It’s almost 36 years since the Hubble Space Telescope was launched and NASA continues to blow minds with the unbelievable and often iconic images captured by the device.
The latest of these to be shared by the space agency is of IC 486, a barred spiral galaxy that sits at the edge of the constellation Gemini (the Twins), roughly 380 million light-years from Earth, far beyond any distance the human mind can imagine.
To try to put this into context, it would take a spaceship travelling at the speed of light close to 5 million human lifetimes to reach the galaxy.
NASA has classified IC 486 as a barred spiral galaxy due to the central bar-shaped structure from which its spiral arms stem. Within the centre of the bar lies IC 486’s active galactic nucleus (AGN), which emits a glowing white light NASA has described as “ethereal”.

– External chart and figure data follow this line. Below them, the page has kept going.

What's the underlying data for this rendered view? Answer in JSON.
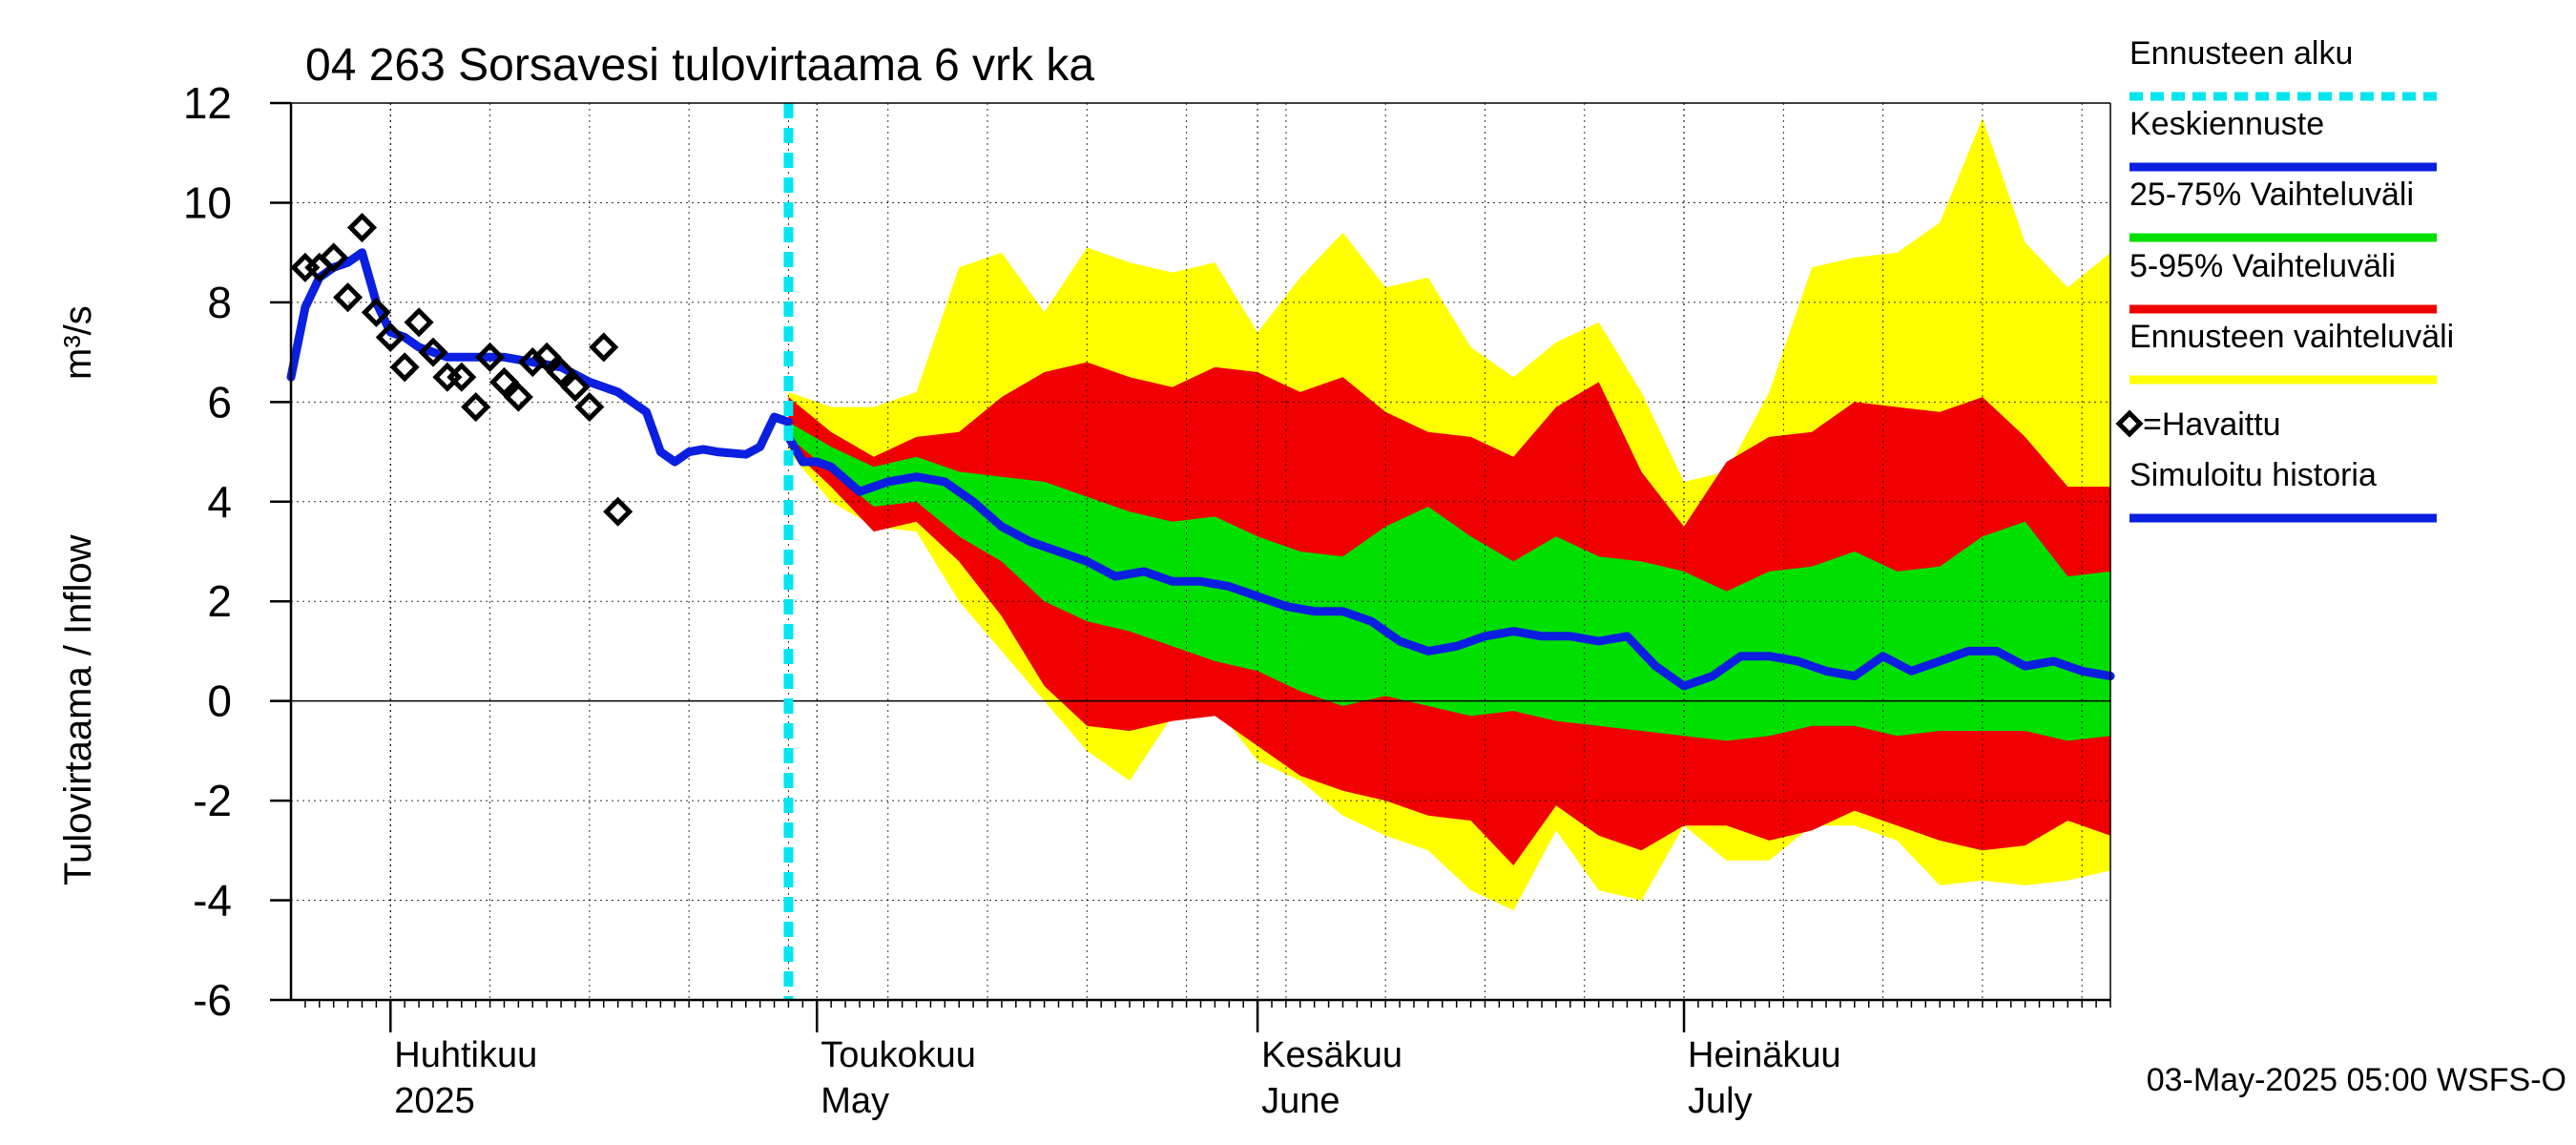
{
  "chart_data": {
    "type": "area",
    "title": "04 263 Sorsavesi tulovirtaama 6 vrk ka",
    "ylabel": "Tulovirtaama / Inflow",
    "yunit": "m³/s",
    "ylim": [
      -6,
      12
    ],
    "yticks": [
      -6,
      -4,
      -2,
      0,
      2,
      4,
      6,
      8,
      10,
      12
    ],
    "xlim": [
      "2025-03-25",
      "2025-07-31"
    ],
    "grid": true,
    "forecast_start": "2025-04-29",
    "x_month_labels": [
      {
        "date": "2025-04-01",
        "fi": "Huhtikuu",
        "en": "2025"
      },
      {
        "date": "2025-05-01",
        "fi": "Toukokuu",
        "en": "May"
      },
      {
        "date": "2025-06-01",
        "fi": "Kesäkuu",
        "en": "June"
      },
      {
        "date": "2025-07-01",
        "fi": "Heinäkuu",
        "en": "July"
      }
    ],
    "legend": {
      "placement": "right",
      "items": [
        {
          "label": "Ennusteen alku",
          "color": "#00e5ee",
          "style": "dashed"
        },
        {
          "label": "Keskiennuste",
          "color": "#0a1fe0",
          "style": "line"
        },
        {
          "label": "25-75% Vaihteluväli",
          "color": "#00e000",
          "style": "line"
        },
        {
          "label": "5-95% Vaihteluväli",
          "color": "#f00000",
          "style": "line"
        },
        {
          "label": "Ennusteen vaihteluväli",
          "color": "#ffff00",
          "style": "line"
        },
        {
          "label": "=Havaittu",
          "color": "#000000",
          "style": "marker"
        },
        {
          "label": "Simuloitu historia",
          "color": "#0a1fe0",
          "style": "line"
        }
      ]
    },
    "timestamp": "03-May-2025 05:00 WSFS-O",
    "series": [
      {
        "name": "Simuloitu historia",
        "color": "#0a1fe0",
        "x": [
          "2025-03-25",
          "2025-03-26",
          "2025-03-27",
          "2025-03-28",
          "2025-03-29",
          "2025-03-30",
          "2025-03-31",
          "2025-04-01",
          "2025-04-02",
          "2025-04-03",
          "2025-04-04",
          "2025-04-05",
          "2025-04-07",
          "2025-04-09",
          "2025-04-11",
          "2025-04-13",
          "2025-04-15",
          "2025-04-17",
          "2025-04-19",
          "2025-04-20",
          "2025-04-21",
          "2025-04-22",
          "2025-04-23",
          "2025-04-24",
          "2025-04-26",
          "2025-04-27",
          "2025-04-28",
          "2025-04-29"
        ],
        "values": [
          6.5,
          7.9,
          8.5,
          8.7,
          8.8,
          9.0,
          8.0,
          7.4,
          7.3,
          7.1,
          7.0,
          6.9,
          6.9,
          6.9,
          6.8,
          6.7,
          6.4,
          6.2,
          5.8,
          5.0,
          4.8,
          5.0,
          5.05,
          5.0,
          4.95,
          5.1,
          5.7,
          5.6
        ]
      },
      {
        "name": "Keskiennuste",
        "color": "#0a1fe0",
        "x": [
          "2025-04-29",
          "2025-04-30",
          "2025-05-01",
          "2025-05-02",
          "2025-05-04",
          "2025-05-06",
          "2025-05-08",
          "2025-05-10",
          "2025-05-12",
          "2025-05-14",
          "2025-05-16",
          "2025-05-18",
          "2025-05-20",
          "2025-05-22",
          "2025-05-24",
          "2025-05-26",
          "2025-05-28",
          "2025-05-30",
          "2025-06-01",
          "2025-06-03",
          "2025-06-05",
          "2025-06-07",
          "2025-06-09",
          "2025-06-11",
          "2025-06-13",
          "2025-06-15",
          "2025-06-17",
          "2025-06-19",
          "2025-06-21",
          "2025-06-23",
          "2025-06-25",
          "2025-06-27",
          "2025-06-29",
          "2025-07-01",
          "2025-07-03",
          "2025-07-05",
          "2025-07-07",
          "2025-07-09",
          "2025-07-11",
          "2025-07-13",
          "2025-07-15",
          "2025-07-17",
          "2025-07-19",
          "2025-07-21",
          "2025-07-23",
          "2025-07-25",
          "2025-07-27",
          "2025-07-29",
          "2025-07-31"
        ],
        "values": [
          5.3,
          4.8,
          4.8,
          4.7,
          4.2,
          4.4,
          4.5,
          4.4,
          4.0,
          3.5,
          3.2,
          3.0,
          2.8,
          2.5,
          2.6,
          2.4,
          2.4,
          2.3,
          2.1,
          1.9,
          1.8,
          1.8,
          1.6,
          1.2,
          1.0,
          1.1,
          1.3,
          1.4,
          1.3,
          1.3,
          1.2,
          1.3,
          0.7,
          0.3,
          0.5,
          0.9,
          0.9,
          0.8,
          0.6,
          0.5,
          0.9,
          0.6,
          0.8,
          1.0,
          1.0,
          0.7,
          0.8,
          0.6,
          0.5
        ]
      },
      {
        "name": "25-75% Vaihteluväli",
        "color": "#00e000",
        "x": [
          "2025-04-29",
          "2025-05-02",
          "2025-05-05",
          "2025-05-08",
          "2025-05-11",
          "2025-05-14",
          "2025-05-17",
          "2025-05-20",
          "2025-05-23",
          "2025-05-26",
          "2025-05-29",
          "2025-06-01",
          "2025-06-04",
          "2025-06-07",
          "2025-06-10",
          "2025-06-13",
          "2025-06-16",
          "2025-06-19",
          "2025-06-22",
          "2025-06-25",
          "2025-06-28",
          "2025-07-01",
          "2025-07-04",
          "2025-07-07",
          "2025-07-10",
          "2025-07-13",
          "2025-07-16",
          "2025-07-19",
          "2025-07-22",
          "2025-07-25",
          "2025-07-28",
          "2025-07-31"
        ],
        "upper": [
          5.6,
          5.1,
          4.7,
          4.9,
          4.6,
          4.5,
          4.4,
          4.1,
          3.8,
          3.6,
          3.7,
          3.3,
          3.0,
          2.9,
          3.5,
          3.9,
          3.3,
          2.8,
          3.3,
          2.9,
          2.8,
          2.6,
          2.2,
          2.6,
          2.7,
          3.0,
          2.6,
          2.7,
          3.3,
          3.6,
          2.5,
          2.6
        ],
        "lower": [
          5.3,
          4.6,
          3.9,
          4.0,
          3.3,
          2.8,
          2.0,
          1.6,
          1.4,
          1.1,
          0.8,
          0.6,
          0.2,
          -0.1,
          0.1,
          -0.1,
          -0.3,
          -0.2,
          -0.4,
          -0.5,
          -0.6,
          -0.7,
          -0.8,
          -0.7,
          -0.5,
          -0.5,
          -0.7,
          -0.6,
          -0.6,
          -0.6,
          -0.8,
          -0.7
        ]
      },
      {
        "name": "5-95% Vaihteluväli",
        "color": "#f00000",
        "x": [
          "2025-04-29",
          "2025-05-02",
          "2025-05-05",
          "2025-05-08",
          "2025-05-11",
          "2025-05-14",
          "2025-05-17",
          "2025-05-20",
          "2025-05-23",
          "2025-05-26",
          "2025-05-29",
          "2025-06-01",
          "2025-06-04",
          "2025-06-07",
          "2025-06-10",
          "2025-06-13",
          "2025-06-16",
          "2025-06-19",
          "2025-06-22",
          "2025-06-25",
          "2025-06-28",
          "2025-07-01",
          "2025-07-04",
          "2025-07-07",
          "2025-07-10",
          "2025-07-13",
          "2025-07-16",
          "2025-07-19",
          "2025-07-22",
          "2025-07-25",
          "2025-07-28",
          "2025-07-31"
        ],
        "upper": [
          6.1,
          5.4,
          4.9,
          5.3,
          5.4,
          6.1,
          6.6,
          6.8,
          6.5,
          6.3,
          6.7,
          6.6,
          6.2,
          6.5,
          5.8,
          5.4,
          5.3,
          4.9,
          5.9,
          6.4,
          4.6,
          3.5,
          4.8,
          5.3,
          5.4,
          6.0,
          5.9,
          5.8,
          6.1,
          5.3,
          4.3,
          4.3
        ],
        "lower": [
          5.1,
          4.3,
          3.4,
          3.6,
          2.8,
          1.7,
          0.3,
          -0.5,
          -0.6,
          -0.4,
          -0.3,
          -0.9,
          -1.5,
          -1.8,
          -2.0,
          -2.3,
          -2.4,
          -3.3,
          -2.1,
          -2.7,
          -3.0,
          -2.5,
          -2.5,
          -2.8,
          -2.6,
          -2.2,
          -2.5,
          -2.8,
          -3.0,
          -2.9,
          -2.4,
          -2.7
        ]
      },
      {
        "name": "Ennusteen vaihteluväli",
        "color": "#ffff00",
        "x": [
          "2025-04-29",
          "2025-05-02",
          "2025-05-05",
          "2025-05-08",
          "2025-05-11",
          "2025-05-14",
          "2025-05-17",
          "2025-05-20",
          "2025-05-23",
          "2025-05-26",
          "2025-05-29",
          "2025-06-01",
          "2025-06-04",
          "2025-06-07",
          "2025-06-10",
          "2025-06-13",
          "2025-06-16",
          "2025-06-19",
          "2025-06-22",
          "2025-06-25",
          "2025-06-28",
          "2025-07-01",
          "2025-07-04",
          "2025-07-07",
          "2025-07-10",
          "2025-07-13",
          "2025-07-16",
          "2025-07-19",
          "2025-07-22",
          "2025-07-25",
          "2025-07-28",
          "2025-07-31"
        ],
        "upper": [
          6.2,
          5.9,
          5.9,
          6.2,
          8.7,
          9.0,
          7.8,
          9.1,
          8.8,
          8.6,
          8.8,
          7.4,
          8.5,
          9.4,
          8.3,
          8.5,
          7.1,
          6.5,
          7.2,
          7.6,
          6.2,
          4.4,
          4.6,
          6.2,
          8.7,
          8.9,
          9.0,
          9.6,
          11.7,
          9.2,
          8.3,
          9.0
        ],
        "lower": [
          5.0,
          4.0,
          3.5,
          3.4,
          2.0,
          1.0,
          0.0,
          -1.0,
          -1.6,
          -0.3,
          -0.1,
          -1.2,
          -1.6,
          -2.3,
          -2.7,
          -3.0,
          -3.8,
          -4.2,
          -2.6,
          -3.8,
          -4.0,
          -2.5,
          -3.2,
          -3.2,
          -2.5,
          -2.5,
          -2.8,
          -3.7,
          -3.6,
          -3.7,
          -3.6,
          -3.4
        ]
      },
      {
        "name": "=Havaittu",
        "color": "#000000",
        "x": [
          "2025-03-26",
          "2025-03-27",
          "2025-03-28",
          "2025-03-29",
          "2025-03-30",
          "2025-03-31",
          "2025-04-01",
          "2025-04-02",
          "2025-04-03",
          "2025-04-04",
          "2025-04-05",
          "2025-04-06",
          "2025-04-07",
          "2025-04-08",
          "2025-04-09",
          "2025-04-10",
          "2025-04-11",
          "2025-04-12",
          "2025-04-13",
          "2025-04-14",
          "2025-04-15",
          "2025-04-16",
          "2025-04-17",
          "2025-04-18",
          "2025-04-19",
          "2025-04-20",
          "2025-04-21"
        ],
        "values": [
          8.7,
          8.7,
          8.9,
          8.1,
          9.5,
          7.8,
          7.3,
          6.7,
          7.6,
          7.0,
          6.5,
          6.5,
          5.9,
          6.9,
          6.4,
          6.1,
          6.8,
          6.9,
          6.6,
          6.3,
          5.9,
          7.1,
          3.8,
          null,
          null,
          null,
          null
        ]
      }
    ]
  }
}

As if IC 486 wasn’t already mind-boggling enough, powering its AGN is a supermassive black hole more than 100 million times the mass of our Sun.
An accretion disk – a swirling mass of cosmic gas and dust – revolves around the black hole and generates, what NASA describes as “intense radiation”, including X-rays, responsible for the “ethereal” light that outshines the rest of the galaxy.
This latest Hubble image was pieced together using data from two separate observations that survey nearby galaxies to record high-quality images of their central black holes and the stars near their cores.
NASA combined Hubble’s imaging capabilities with the survey data to create “detailed comparisons” of how stars, gas, dust, and black holes interact in galaxy centers.